Overview
Gemma 3 4B Pre-trained Model by Google DeepMind
This model is a 4.3 billion parameter variant from the Gemma 3 family, developed by Google DeepMind. It is a lightweight, state-of-the-art open model built using the same research and technology as the Gemini models. Gemma 3 models are multimodal, capable of processing both text and image inputs to generate text outputs.
Key Capabilities
- Multimodal Input: Accepts text strings and images (normalized to 896x896 resolution, encoded to 256 tokens each).
- Extensive Context Window: Features a total input context of 128K tokens for the 4B, 12B, and 27B sizes, and an output context of 8192 tokens.
- Multilingual Support: Trained on data including content in over 140 languages.
- Diverse Task Performance: Well-suited for text generation and image understanding tasks such as question answering, summarization, and reasoning.

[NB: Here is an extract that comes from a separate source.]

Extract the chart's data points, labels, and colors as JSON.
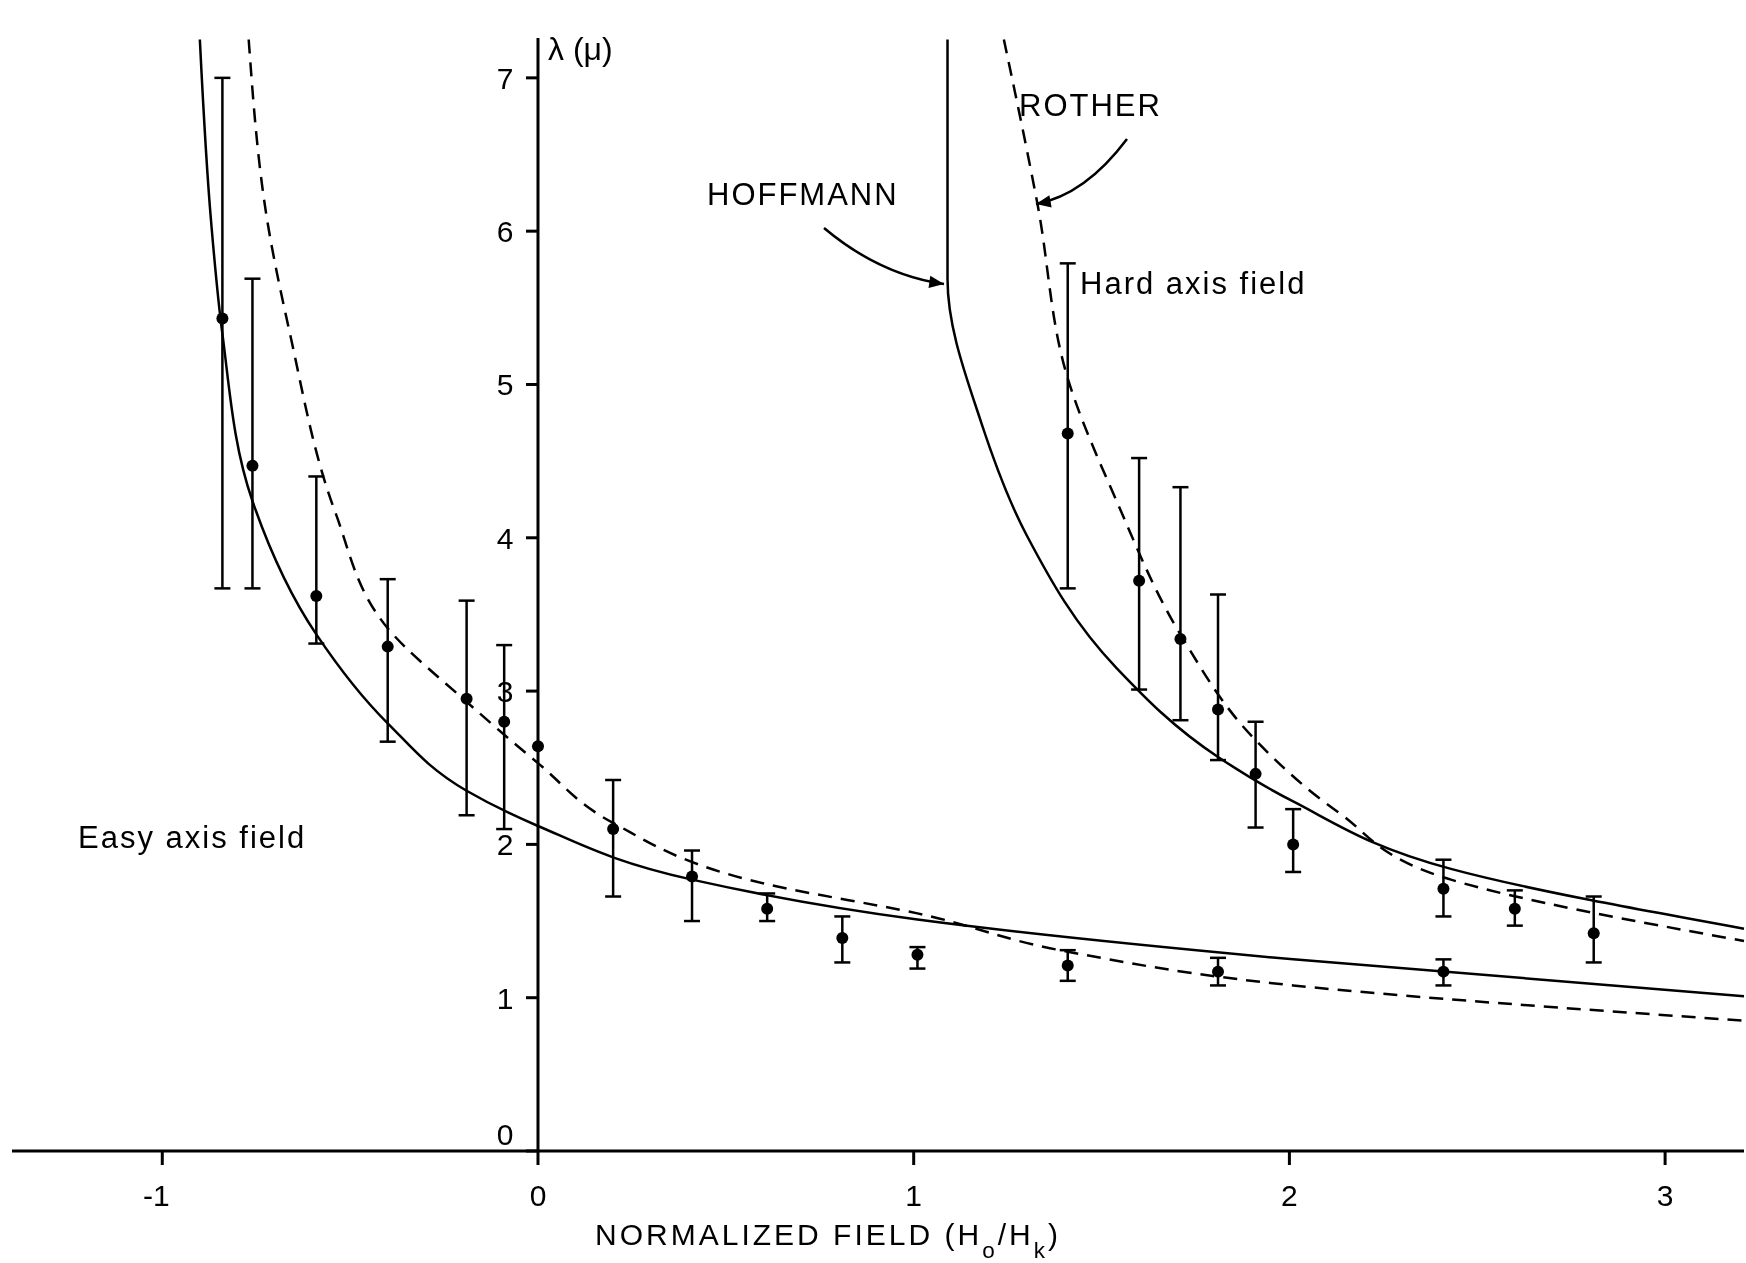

- Efficient Deployment: Its relatively small size makes it suitable for deployment in environments with limited resources like laptops, desktops, or cloud infrastructure.
Training and Performance
The 4B model was trained on 4 trillion tokens, encompassing web documents, code, mathematics, and images. It demonstrates strong performance across various benchmarks:
- Reasoning & Factuality: Achieves 77.2 on HellaSwag (10-shot) and 50.9 on BIG-Bench Hard (few-shot).
- STEM & Code: Scores 59.6 on MMLU (5-shot) and 36.0 on HumanEval (0-shot).
- Multilingual: Reaches 34.7 on MGSM and 57.0 on Global-MMLU-Lite.
- Multimodal: Attains 102 on COCOcap and 72.8 on DocVQA (val).
Intended Usage
This model is designed for a wide range of applications, including content creation (text generation, chatbots), research and education (NLP/VLM research, language learning tools), and image data extraction.